We have expanded these analyses to a larger cohort of more than 2000 individuals enrolled in a commercial wellness program (Arivale, Seattle, WA) for whom similar longitudinal multi-omic data have been collected. Using this larger cohort, we identified additional associations with cumulative genetic risk for disease in a ‘healthy’ population. These results illustrate how multi-omic longitudinal data will improve understanding of health and disease, especially for the detection of early transition states.


January 16, 2018

Bill Noble, UW Genome Sciences and Computer Science

Machine Learning Applications in Genetics and Genomics

Abstract: The field of machine learning, which aims to develop computer algorithms that improve with experience, holds promise to enable computers to assist humans in the analysis of large, complex data sets. I will provide an overview of machine learning applications for the analysis of genome sequencing data sets, including the annotation of sequence elements and epigenetic, proteomic or metabolomic data.
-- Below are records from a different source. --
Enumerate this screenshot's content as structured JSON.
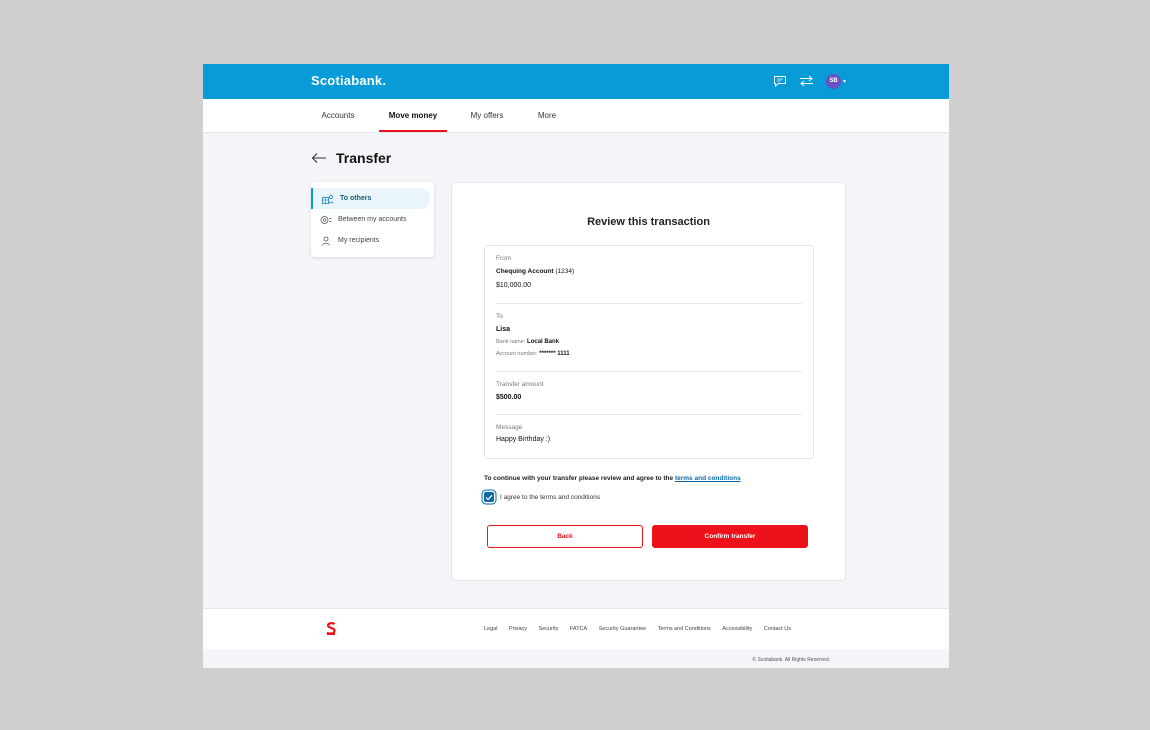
{
  "header": {
    "logo": "Scotiabank.",
    "avatar_initials": "SB",
    "icons": [
      "chat-icon",
      "transfer-arrows-icon",
      "chevron-down-icon"
    ],
    "brand_color": "#079bd8",
    "accent_color": "#ec111a"
  },
  "nav": {
    "tabs": [
      {
        "label": "Accounts"
      },
      {
        "label": "Move money"
      },
      {
        "label": "My offers"
      },
      {
        "label": "More"
      }
    ],
    "active": "Move money"
  },
  "page": {
    "title": "Transfer"
  },
  "side_menu": {
    "items": [
      {
        "label": "To others",
        "icon": "gift-person-icon"
      },
      {
        "label": "Between my accounts",
        "icon": "accounts-transfer-icon"
      },
      {
        "label": "My recipients",
        "icon": "person-icon"
      }
    ],
    "active": "To others"
  },
  "review": {
    "title": "Review this transaction",
    "from": {
      "label": "From",
      "account_name": "Chequing Account",
      "account_number": "(1234)",
      "balance": "$10,000.00"
    },
    "to": {
      "label": "To",
      "name": "Lisa",
      "bank_label": "Bank name:",
      "bank_name": "Local Bank",
      "account_label": "Account number:",
      "account_number": "******* 1111"
    },
    "amount": {
      "label": "Transfer amount",
      "value": "$500.00"
    },
    "message": {
      "label": "Message",
      "value": "Happy Birthday :)"
    },
    "terms_text": "To continue with your transfer please review and agree to the",
    "terms_link": "terms and conditions",
    "checkbox_label": "I agree to the terms and conditions",
    "checkbox_checked": true,
    "back_label": "Back",
    "confirm_label": "Confirm transfer"
  },
  "footer": {
    "links": [
      "Legal",
      "Privacy",
      "Security",
      "FATCA",
      "Security Guarantee",
      "Terms and Conditions",
      "Accessibility",
      "Contact Us"
    ],
    "copyright": "© Scotiabank. All Rights Reserved."
  }
}
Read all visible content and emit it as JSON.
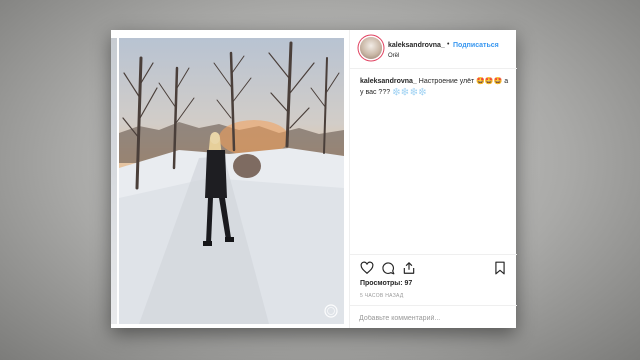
{
  "post": {
    "username": "kaleksandrovna_",
    "separator": "•",
    "follow_label": "Подписаться",
    "location": "Orël",
    "caption_user": "kaleksandrovna_",
    "caption_text": "Настроение улёт 🤩🤩🤩 а у вас ??? ❄️❄️❄️❄️",
    "views_label": "Просмотры: 97",
    "time_label": "5 ЧАСОВ НАЗАД",
    "comment_placeholder": "Добавьте комментарий..."
  },
  "icons": {
    "like": "heart-icon",
    "comment": "comment-icon",
    "share": "share-icon",
    "save": "bookmark-icon",
    "video": "video-indicator-icon"
  },
  "colors": {
    "link_blue": "#3897f0",
    "text": "#262626",
    "muted": "#999999"
  }
}
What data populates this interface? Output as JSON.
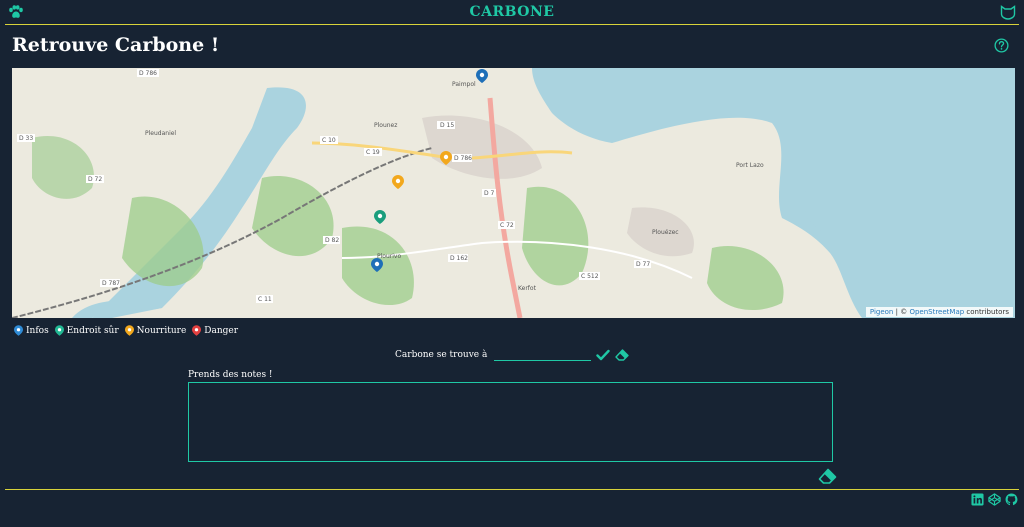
{
  "header": {
    "brand": "CARBONE",
    "menu_icon": "paw-icon",
    "profile_icon": "cat-shield-icon"
  },
  "page": {
    "title": "Retrouve Carbone !",
    "help_icon": "help-icon"
  },
  "map": {
    "labels": [
      {
        "key": "d786a",
        "text": "D 786"
      },
      {
        "key": "paimpol",
        "text": "Paimpol"
      },
      {
        "key": "plourivo",
        "text": "Plourivo"
      },
      {
        "key": "pleudaniel",
        "text": "Pleudaniel"
      },
      {
        "key": "plounez",
        "text": "Plounez"
      },
      {
        "key": "d15",
        "text": "D 15"
      },
      {
        "key": "d786b",
        "text": "D 786"
      },
      {
        "key": "c10",
        "text": "C 10"
      },
      {
        "key": "c19",
        "text": "C 19"
      },
      {
        "key": "d33",
        "text": "D 33"
      },
      {
        "key": "d72",
        "text": "D 72"
      },
      {
        "key": "d7",
        "text": "D 7"
      },
      {
        "key": "c72",
        "text": "C 72"
      },
      {
        "key": "d82",
        "text": "D 82"
      },
      {
        "key": "d162",
        "text": "D 162"
      },
      {
        "key": "kerfot",
        "text": "Kerfot"
      },
      {
        "key": "c512",
        "text": "C 512"
      },
      {
        "key": "plouezec",
        "text": "Plouézec"
      },
      {
        "key": "d77",
        "text": "D 77"
      },
      {
        "key": "portlazo",
        "text": "Port Lazo"
      },
      {
        "key": "d787",
        "text": "D 787"
      },
      {
        "key": "c11",
        "text": "C 11"
      }
    ],
    "attribution": {
      "lib": "Pigeon",
      "separator": "|",
      "copyright": "©",
      "source": "OpenStreetMap",
      "suffix": "contributors"
    }
  },
  "legend": [
    {
      "label": "Infos",
      "color": "#2f8bd6"
    },
    {
      "label": "Endroit sûr",
      "color": "#22b894"
    },
    {
      "label": "Nourriture",
      "color": "#f2a81d"
    },
    {
      "label": "Danger",
      "color": "#e24040"
    }
  ],
  "location": {
    "label": "Carbone se trouve à",
    "value": "",
    "confirm_icon": "check-icon",
    "clear_icon": "eraser-icon"
  },
  "notes": {
    "label": "Prends des notes !",
    "value": "",
    "clear_icon": "eraser-icon"
  },
  "footer": {
    "icons": [
      "linkedin-icon",
      "codepen-icon",
      "github-icon"
    ]
  },
  "colors": {
    "background": "#172333",
    "accent": "#1fc8a5",
    "line": "#d8d23a"
  }
}
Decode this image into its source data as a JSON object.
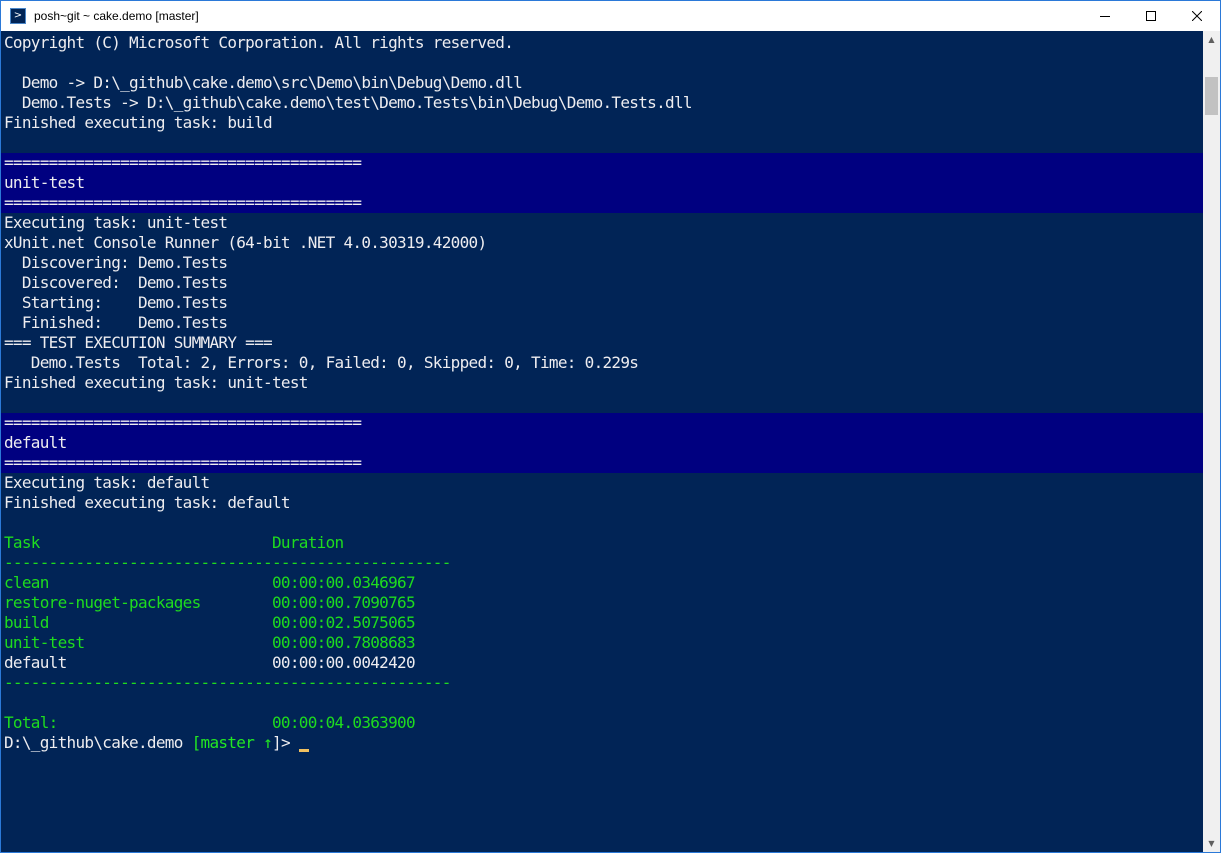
{
  "window": {
    "title": "posh~git ~ cake.demo [master]",
    "icon": "powershell-icon",
    "controls": {
      "minimize": "minimize-icon",
      "maximize": "maximize-icon",
      "close": "close-icon"
    }
  },
  "console": {
    "colors": {
      "background": "#012456",
      "band": "#000080",
      "text": "#eeedf0",
      "green": "#1edc1e"
    },
    "lines": [
      "Copyright (C) Microsoft Corporation. All rights reserved.",
      "",
      "  Demo -> D:\\_github\\cake.demo\\src\\Demo\\bin\\Debug\\Demo.dll",
      "  Demo.Tests -> D:\\_github\\cake.demo\\test\\Demo.Tests\\bin\\Debug\\Demo.Tests.dll",
      "Finished executing task: build",
      "",
      "========================================",
      "unit-test",
      "========================================",
      "Executing task: unit-test",
      "xUnit.net Console Runner (64-bit .NET 4.0.30319.42000)",
      "  Discovering: Demo.Tests",
      "  Discovered:  Demo.Tests",
      "  Starting:    Demo.Tests",
      "  Finished:    Demo.Tests",
      "=== TEST EXECUTION SUMMARY ===",
      "   Demo.Tests  Total: 2, Errors: 0, Failed: 0, Skipped: 0, Time: 0.229s",
      "Finished executing task: unit-test",
      "",
      "========================================",
      "default",
      "========================================",
      "Executing task: default",
      "Finished executing task: default",
      "",
      "Task                          Duration",
      "--------------------------------------------------",
      "clean                         00:00:00.0346967",
      "restore-nuget-packages        00:00:00.7090765",
      "build                         00:00:02.5075065",
      "unit-test                     00:00:00.7808683",
      "default                       00:00:00.0042420",
      "--------------------------------------------------",
      "",
      "Total:                        00:00:04.0363900"
    ],
    "prompt": {
      "path": "D:\\_github\\cake.demo ",
      "branch_open": "[master ",
      "ahead_arrow": "↑",
      "branch_close": "]",
      "suffix": "> "
    }
  }
}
I will discuss considerations and recurrent challenges in the application of supervised, semi-supervised and unsupervised machine learning methods, as well as of generative and discriminative modelling approaches. I will also provide general guidelines to assist in the selection of these machine learning methods and their practical application for the analysis of genetic and genomic data sets.


January 9, 2018

Ramkumar Hariharan, Fred Hutch

Introduction to Genomics

In this introductory level whiteboard talk/discussion, we will explore some of the basic aspects of genomics and related areas. Topics will include: origins and nature of genomics data, basic data storage formats, scale of this data, functional genomics and other omics data types, challenges in analysis. We will conclude this talk with a discussion on data security and privacy.